= Alan Gillett (surveyor) =

English chartered surveyor

Professor Alan Gillett, hosting an event at St Mary's Perivale. He was instrumental in saving this ancient church from destruction.

Alan Henry Puckridge Gillett, OBE (born 30 October 1930) is a chartered surveyor who became Master of the Worshipful Company of Chartered Surveyors. Upon retiring from that occupation in 1995, he became Chairman of the Ealing Hospital NHS Trust and was a visiting professor at Kingston University. He has been active in a variety of other associations and, in 2008, was awarded the Order of the British Empire for his services to the Royal Institution of Chartered Surveyors and the community of Ealing, where he was born and still resides.

==Early life and education==
He was born in Ealing and started his education there at Harvington School, followed by Harrow View Preparatory School. In September 1940, he evacuated with his school to a home near Banbury, Oxfordshire, which now belongs to Michael Heseltine.

He subsequently attended Marlborough College and Clare College, Cambridge, where he read land economy. He was also a member of the Footlights drama club and drew cartoons for the student newspaper, Varsity.

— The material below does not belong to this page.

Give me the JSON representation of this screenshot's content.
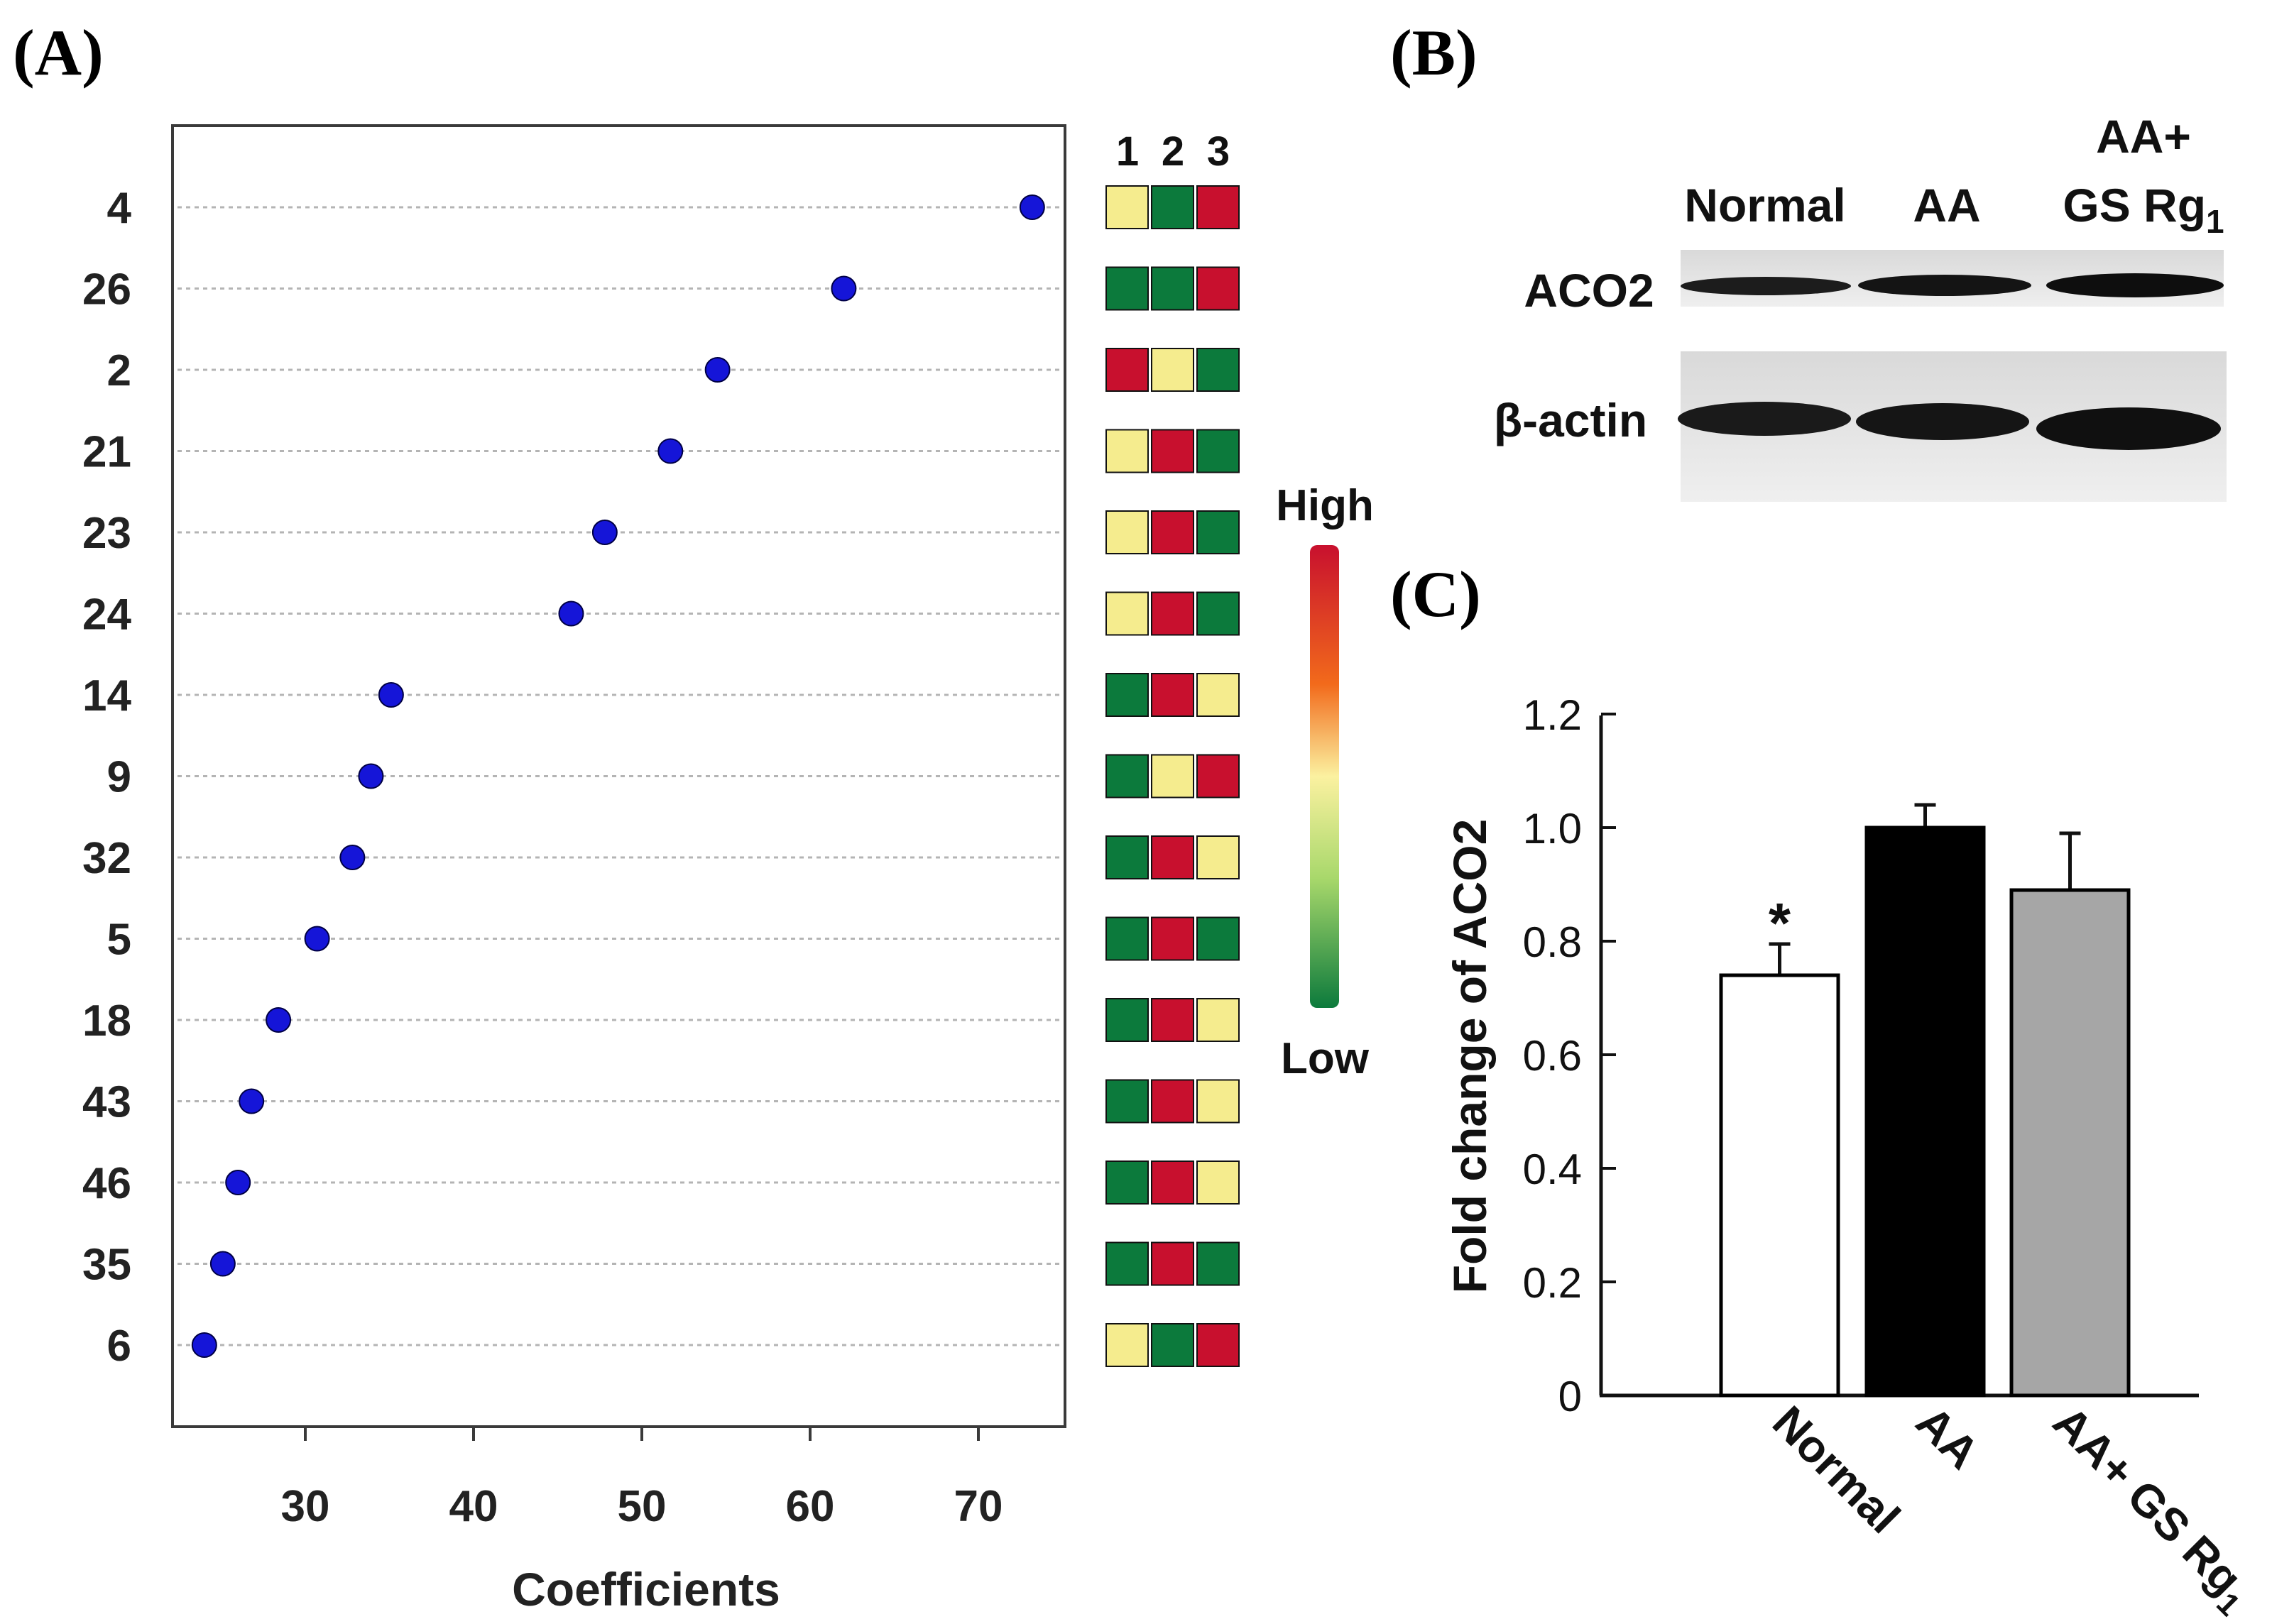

He did national service in Egypt and was called up from the reserves in 1956 to serve again in Egypt during the Suez Crisis. He had recently married his wife Patricia at that time and their first son, Andrew, had been born earlier that year. They subsequently had two more sons and two daughters.

==Professional career==
Gillett joined the family business as a chartered surveyor, working in this role in and around the City of London, and concluded his career as a senior partner of the firm Kemsley, Whiteley & Ferris. He was active in the Royal Institution of Chartered Surveyors, of which he became a fellow, and became master of the livery company for the profession, the Worshipful Company of Chartered Surveyors. He was the first Chairman of the Pyramus and Thisbe Club which he helped found to develop professional expertise in the structural and legal aspects of party walls. He was a visiting professor at Kingston University in their School of Surveying.

==Civic life==
He has been active in a variety of associations and community organisations, especially in the borough of Ealing. He was chairman of the Ealing Hospital NHS Trust and a member of Ealing Symphony Orchestra. He was a founder member and chairman of the Friends of St Mary's – an organisation dedicated to the preservation and use of the 12th-century church, St Mary's in Perivale. From 1984, he served as chairman of the board of governors of Harvington School.